Quale ruolo svolge all’interno dell’ospedale?
“Sono un medico e faccio parte di un’equipe Multidisciplinare in un reparto di Medicina Interna. Per 15 anni ho lavorato come Medico di Pronto Soccorso” Patricia Granauro.
“Sono infermiera” Pierangela Peracchi.
“Sono coordinatrice infermieristica” Paola Valenti.
“Sono un’operatrice socio-sanitaria e lavoro al Pronto Soccorso di Parma da 11 anni. Prima lavoravo nel sociale a Langhirano, con i malati terminali.” Anna Giusy Serrano.

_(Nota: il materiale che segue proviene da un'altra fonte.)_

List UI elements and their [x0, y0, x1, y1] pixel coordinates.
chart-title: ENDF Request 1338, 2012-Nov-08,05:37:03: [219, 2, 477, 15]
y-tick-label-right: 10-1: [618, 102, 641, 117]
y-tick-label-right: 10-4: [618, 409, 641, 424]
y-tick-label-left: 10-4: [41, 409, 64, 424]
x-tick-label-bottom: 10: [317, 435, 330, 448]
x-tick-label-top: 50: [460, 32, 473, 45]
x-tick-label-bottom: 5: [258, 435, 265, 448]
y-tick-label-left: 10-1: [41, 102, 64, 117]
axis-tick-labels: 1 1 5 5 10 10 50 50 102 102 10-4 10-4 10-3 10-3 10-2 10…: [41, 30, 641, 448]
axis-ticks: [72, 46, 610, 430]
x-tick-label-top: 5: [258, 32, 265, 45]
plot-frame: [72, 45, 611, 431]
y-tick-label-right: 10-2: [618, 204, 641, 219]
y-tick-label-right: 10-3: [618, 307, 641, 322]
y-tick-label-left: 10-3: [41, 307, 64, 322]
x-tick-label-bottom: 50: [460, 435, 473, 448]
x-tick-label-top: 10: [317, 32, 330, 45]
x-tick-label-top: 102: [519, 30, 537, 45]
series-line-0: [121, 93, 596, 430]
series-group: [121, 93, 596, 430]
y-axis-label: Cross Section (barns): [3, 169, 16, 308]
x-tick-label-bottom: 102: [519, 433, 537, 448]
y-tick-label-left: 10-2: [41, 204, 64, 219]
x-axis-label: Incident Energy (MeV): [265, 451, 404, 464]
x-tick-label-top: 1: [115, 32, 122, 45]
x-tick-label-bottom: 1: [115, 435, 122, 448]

“In ospedale sono dirigente medico a tempo indeterminato con abilità di “esperta”, cioè ho il posto pubblico finché campo! Come piaceva a Checco Zalone.” Francesca Cobianchi.
“Sono un dirigente medico del reparto di neurologia all’interno dell’azienda ospedaliera universitaria di Parma.” Lucia Zinno.
“Sono infermiera nel reparto di Neurologia.” Natascha Perrotti.
“Sono un’operatrice-socio-sanitaria.” Ivana Perna.
Per quale motivo ha scelto di orientare la sua carriera verso l’ambito medico-sanitario? Se potesse tornare indietro nel tempo, rifarebbe questa scelta?
“Ho scelto di fare infermieristica perché mi è sempre piaciuto l’ambito sanitario. Se tornassi indietro lo rifarei cento volte. I tre anni di università a Modena sono stati impegnativi, ma questo non deve spaventare, perché l’impegno ripaga sempre.” Natascha P.
“Desideravo fare il medico sin dall’età di 6 anni, probabilmente per una mia predisposizione nel capire la gente, avere contatti con essa e cercare di volerla aiutare. Se tornassi indietro rifarei la stessa scelta.” Lucia Z.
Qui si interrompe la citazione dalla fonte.